Picks of the month: the best design events of November

With news of a second national lockdown, it’s a month of virtual events from design festivals to “paint with fonts” classes.

Online festival: Design Manchester

The annual Manchester-based festival is “going global, while staying local” this year, with commissions targeting the current (not inconsiderable) industry challenges. While events will be held online, the celebration of design has partnered with international groups from Berlin to Barcelona. There’s the Go Global, Stay Local workshop online interactive experience, held via Patrick Thomas and Jonathan Auch’s Open Collab platform. Scale-up Sessions is a series of events for SMEs and start-ups, which opens with the appropriately-named event: “Pandemic stations: WTF do we do now?” It’s not all panic though. At MODA-FAD, Design Manchester and the British Council are partnering with Barcelona Design Week on a project which invites 40 students from Spain and the UK to develop design and fashion projects “that focus on gender perspective”.

Design Manchester takes place 12–16 November. For more information, visit the website.


Pop-up museum: Belfast Design Week

Last year’s Belfast Design Week

Another festival that has pivoted to virtual, Belfast Design Festival is taking its 2020 theme of “Environment” online this year. All the events are free, and cover sectors including User Experience (UX), branding as well as video game design. One of the most exciting elements is the Pop Up Design Museum which will be opening its “virtual doors” at the start of the festival. Designers in and around Belfast will be contributing “some very special pieces” around this year’s theme. These remain under wraps (though promise to touch on areas of interest such as the political environment and urban design) and will be available to view digitally on the website.

Belfast Design Week takes place 2–8 November. For more information, visit the website.


Digital exhibition: Global Grad Show 2020

Fabien Roy’s Robust Nest

Global Grad Show will reveal 100 grad projects in a digital exhibition format, as part of Dubai Design Week. It will be fully-curated event: you will be able to interact directly with the graduates, and check out their prototypes and research material. The event also aims to display design trends and there will be a “global heat map” which shows where ideas and issues are “trending” across the world. While the projects are all under wraps, expect to see projects which address health and environmental issues.

Global Grad Show goes live 9 November. For more information about the platform, visit the website.


Creative workshops: Type Tasting classes

Type Tasting’s Sarah Hyndman is back with another series of interactive workshops exploring the world of typography. Building off the summer’s events, these Zoom events take an eclectic approach to the world of fonts. There’s a class about the writing found on chocolate packaging (including the opportunity to build your own letterforms) as well as the chance to “create your own sonic alphabet” in a session that explores how sound inspires an alphabet. The first event, “urban letter safari”, will teach people how to draw their own fonts as they learn about their origins.

Tickets start at £5 and more information can be found here.


Online symposium: Design with the Living 2020

Ecologic Studio

“Can designing with living systems be the change we need in the context of today’s current environmental and ecological challenges?” That’s the question London’s Design Museum is asking, with the return of its annual symposium about biodesign. It explores how this area of design can develop across global regions and meet the demands of an ever-changing world. There are four sessions to address this, including one that “sees nature as a partner, rather than a resource” and one that asks what we can learn from plant systems. It is co-organised by the British Council, Design & Living Systems Lab (Central Saint Martins UAL), and the Bio ID Lab (Bartlett School of Architecture, UCL).
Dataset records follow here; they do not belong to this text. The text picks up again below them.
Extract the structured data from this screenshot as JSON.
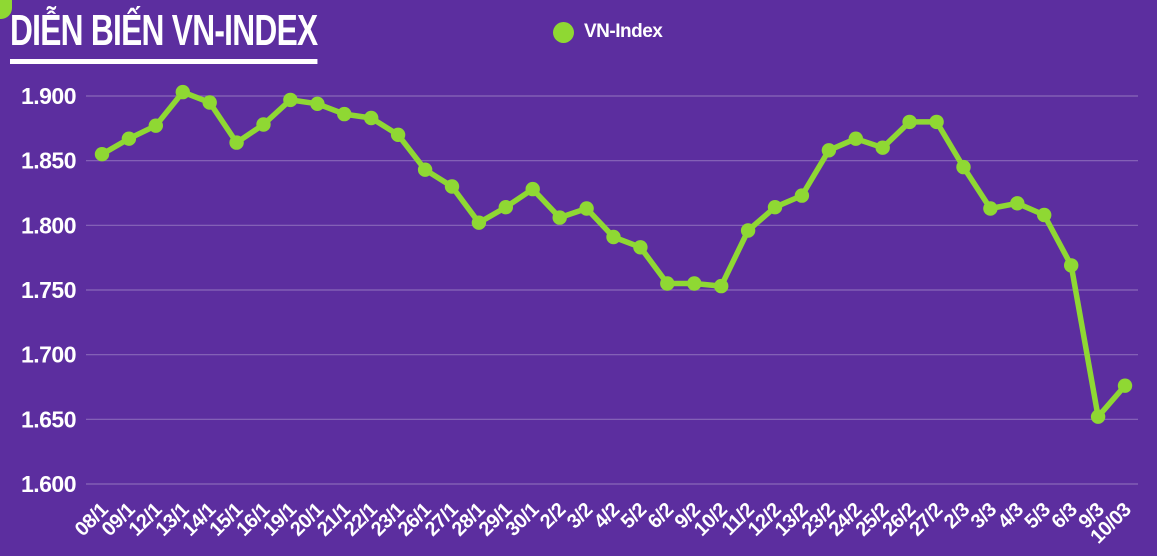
{
  "page": {
    "background_color": "#5C2E9F",
    "text_color": "#FFFFFF",
    "accent_color": "#8FD833"
  },
  "title": {
    "text": "DIỄN BIẾN VN-INDEX"
  },
  "legend": {
    "label": "VN-Index",
    "marker_color": "#8FD833"
  },
  "chart_data": {
    "type": "line",
    "series_name": "VN-Index",
    "categories": [
      "08/1",
      "09/1",
      "12/1",
      "13/1",
      "14/1",
      "15/1",
      "16/1",
      "19/1",
      "20/1",
      "21/1",
      "22/1",
      "23/1",
      "26/1",
      "27/1",
      "28/1",
      "29/1",
      "30/1",
      "2/2",
      "3/2",
      "4/2",
      "5/2",
      "6/2",
      "9/2",
      "10/2",
      "11/2",
      "12/2",
      "13/2",
      "23/2",
      "24/2",
      "25/2",
      "26/2",
      "27/2",
      "2/3",
      "3/3",
      "4/3",
      "5/3",
      "6/3",
      "9/3",
      "10/03"
    ],
    "values": [
      1855,
      1867,
      1877,
      1903,
      1895,
      1864,
      1878,
      1897,
      1894,
      1886,
      1883,
      1870,
      1843,
      1830,
      1802,
      1814,
      1828,
      1806,
      1813,
      1791,
      1783,
      1755,
      1755,
      1753,
      1796,
      1814,
      1823,
      1858,
      1867,
      1860,
      1880,
      1880,
      1845,
      1813,
      1817,
      1808,
      1769,
      1652,
      1676
    ],
    "yticks": [
      1900,
      1850,
      1800,
      1750,
      1700,
      1650,
      1600
    ],
    "ytick_labels": [
      "1.900",
      "1.850",
      "1.800",
      "1.750",
      "1.700",
      "1.650",
      "1.600"
    ],
    "ylim": [
      1600,
      1900
    ],
    "grid": "horizontal",
    "legend_position": "top-center",
    "line_color": "#8FD833",
    "marker": "circle",
    "gridline_color": "rgba(255,255,255,0.28)",
    "xlabel": "",
    "ylabel": ""
  }
}
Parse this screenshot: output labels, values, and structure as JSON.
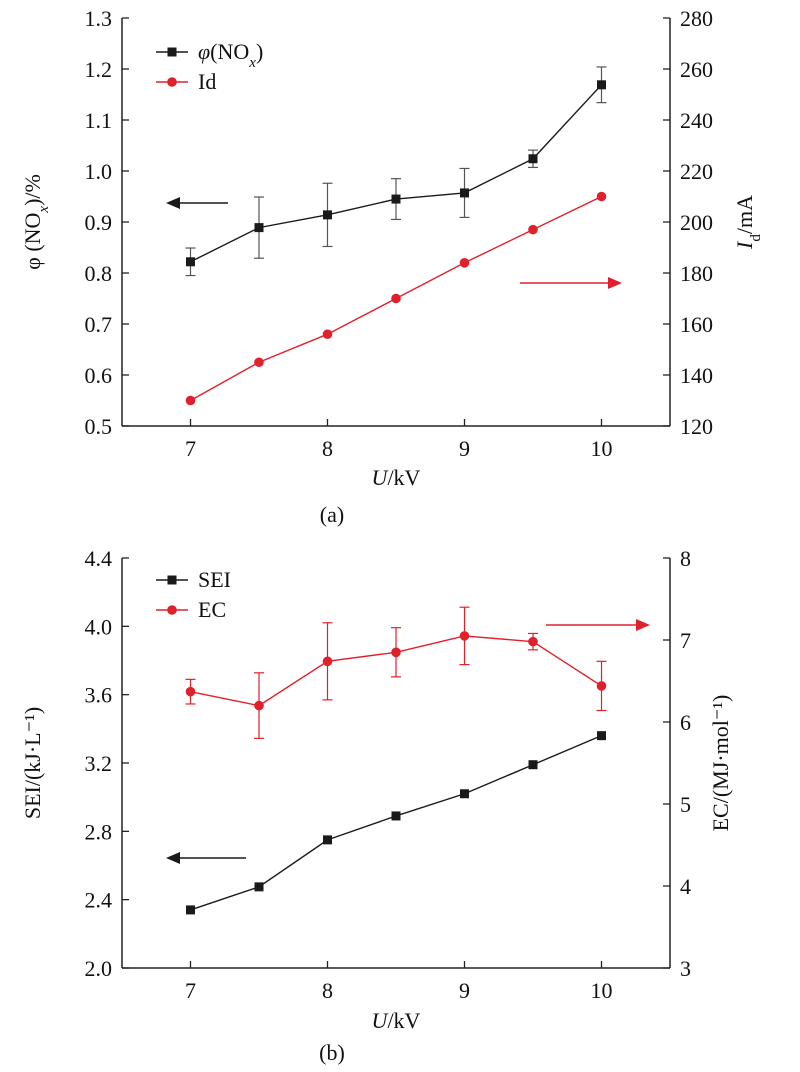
{
  "chart_data": [
    {
      "type": "line",
      "panel_label": "(a)",
      "x": [
        7,
        7.5,
        8,
        8.5,
        9,
        9.5,
        10
      ],
      "x_ticks": [
        7,
        8,
        9,
        10
      ],
      "xlim": [
        6.5,
        10.5
      ],
      "xlabel": {
        "italic": "U",
        "rest": "/kV"
      },
      "left_axis": {
        "ylim": [
          0.5,
          1.3
        ],
        "ticks": [
          "0.5",
          "0.6",
          "0.7",
          "0.8",
          "0.9",
          "1.0",
          "1.1",
          "1.2",
          "1.3"
        ],
        "label": "φ (NOx)/%"
      },
      "right_axis": {
        "ylim": [
          120,
          280
        ],
        "ticks": [
          "120",
          "140",
          "160",
          "180",
          "200",
          "220",
          "240",
          "260",
          "280"
        ],
        "label": "Id/mA"
      },
      "series": [
        {
          "name": "φ(NOx)",
          "axis": "left",
          "color": "#1a1a1a",
          "marker": "square",
          "values": [
            0.822,
            0.889,
            0.914,
            0.945,
            0.957,
            1.024,
            1.169
          ],
          "errors": [
            0.027,
            0.06,
            0.062,
            0.04,
            0.048,
            0.017,
            0.035
          ]
        },
        {
          "name": "Id",
          "axis": "right",
          "color": "#e0202a",
          "marker": "circle",
          "values": [
            130,
            145,
            156,
            170,
            184,
            197,
            210
          ]
        }
      ],
      "annotations": [
        {
          "kind": "arrow",
          "direction": "left",
          "color": "#1a1a1a",
          "meaning": "left axis"
        },
        {
          "kind": "arrow",
          "direction": "right",
          "color": "#e0202a",
          "meaning": "right axis"
        }
      ],
      "legend_position": "top-left",
      "grid": false
    },
    {
      "type": "line",
      "panel_label": "(b)",
      "x": [
        7,
        7.5,
        8,
        8.5,
        9,
        9.5,
        10
      ],
      "x_ticks": [
        7,
        8,
        9,
        10
      ],
      "xlim": [
        6.5,
        10.5
      ],
      "xlabel": {
        "italic": "U",
        "rest": "/kV"
      },
      "left_axis": {
        "ylim": [
          2.0,
          4.4
        ],
        "ticks": [
          "2.0",
          "2.4",
          "2.8",
          "3.2",
          "3.6",
          "4.0",
          "4.4"
        ],
        "label": "SEI/(kJ·L⁻¹)"
      },
      "right_axis": {
        "ylim": [
          3,
          8
        ],
        "ticks": [
          "3",
          "4",
          "5",
          "6",
          "7",
          "8"
        ],
        "label": "EC/(MJ·mol⁻¹)"
      },
      "series": [
        {
          "name": "SEI",
          "axis": "left",
          "color": "#1a1a1a",
          "marker": "square",
          "values": [
            2.34,
            2.475,
            2.75,
            2.89,
            3.02,
            3.19,
            3.36
          ]
        },
        {
          "name": "EC",
          "axis": "right",
          "color": "#e0202a",
          "marker": "circle",
          "values": [
            6.37,
            6.2,
            6.74,
            6.85,
            7.05,
            6.98,
            6.44
          ],
          "errors": [
            0.15,
            0.4,
            0.47,
            0.3,
            0.35,
            0.1,
            0.3
          ]
        }
      ],
      "annotations": [
        {
          "kind": "arrow",
          "direction": "left",
          "color": "#1a1a1a",
          "meaning": "left axis"
        },
        {
          "kind": "arrow",
          "direction": "right",
          "color": "#e0202a",
          "meaning": "right axis"
        }
      ],
      "legend_position": "top-left",
      "grid": false
    }
  ]
}
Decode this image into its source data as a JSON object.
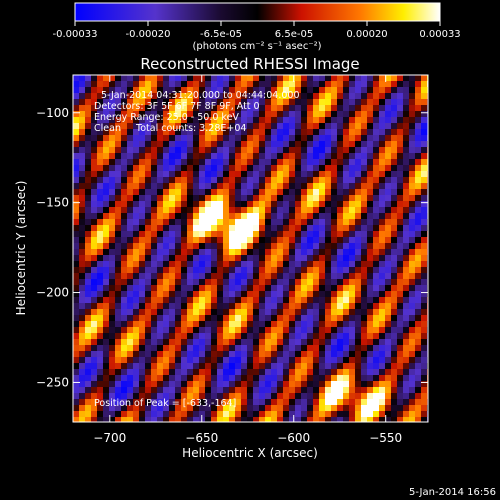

It takes place 5–6 November and tickets are available online.


Tradeshow: Decorex online

 

For the first time in its history, the Decorex tradeshow is going virtual. Visitors will be able to all the collections online, which would normally be displayed at a four-day event in London. Highlights include “handmade steam-bent wooden furniture” from Angus Ross as well as “sinuous sculptural ceramics” from Katherine Staples. You will be also able to book appointments with the creatives behind the projects.

Decorex online takes place 17–19 November. For more information, visit the website.


Book: Decorative Art 1960s and Decorative Art 1950s, by Taschen

Drawn from the Decorative Art Studio Yearbook, these two new releases highlight the “most memorable designs” from two transformative decades: the 1950s and 60s. From the “post-war rebuilding” in the 1950s to the later “florid excesses of the hippie era”, these titles show how societal trends (such as the explosion in suburban living as well as material innovations such as latex) shaped design, from textiles to furniture to interiors and graphics.

The books are available in November, published by Taschen.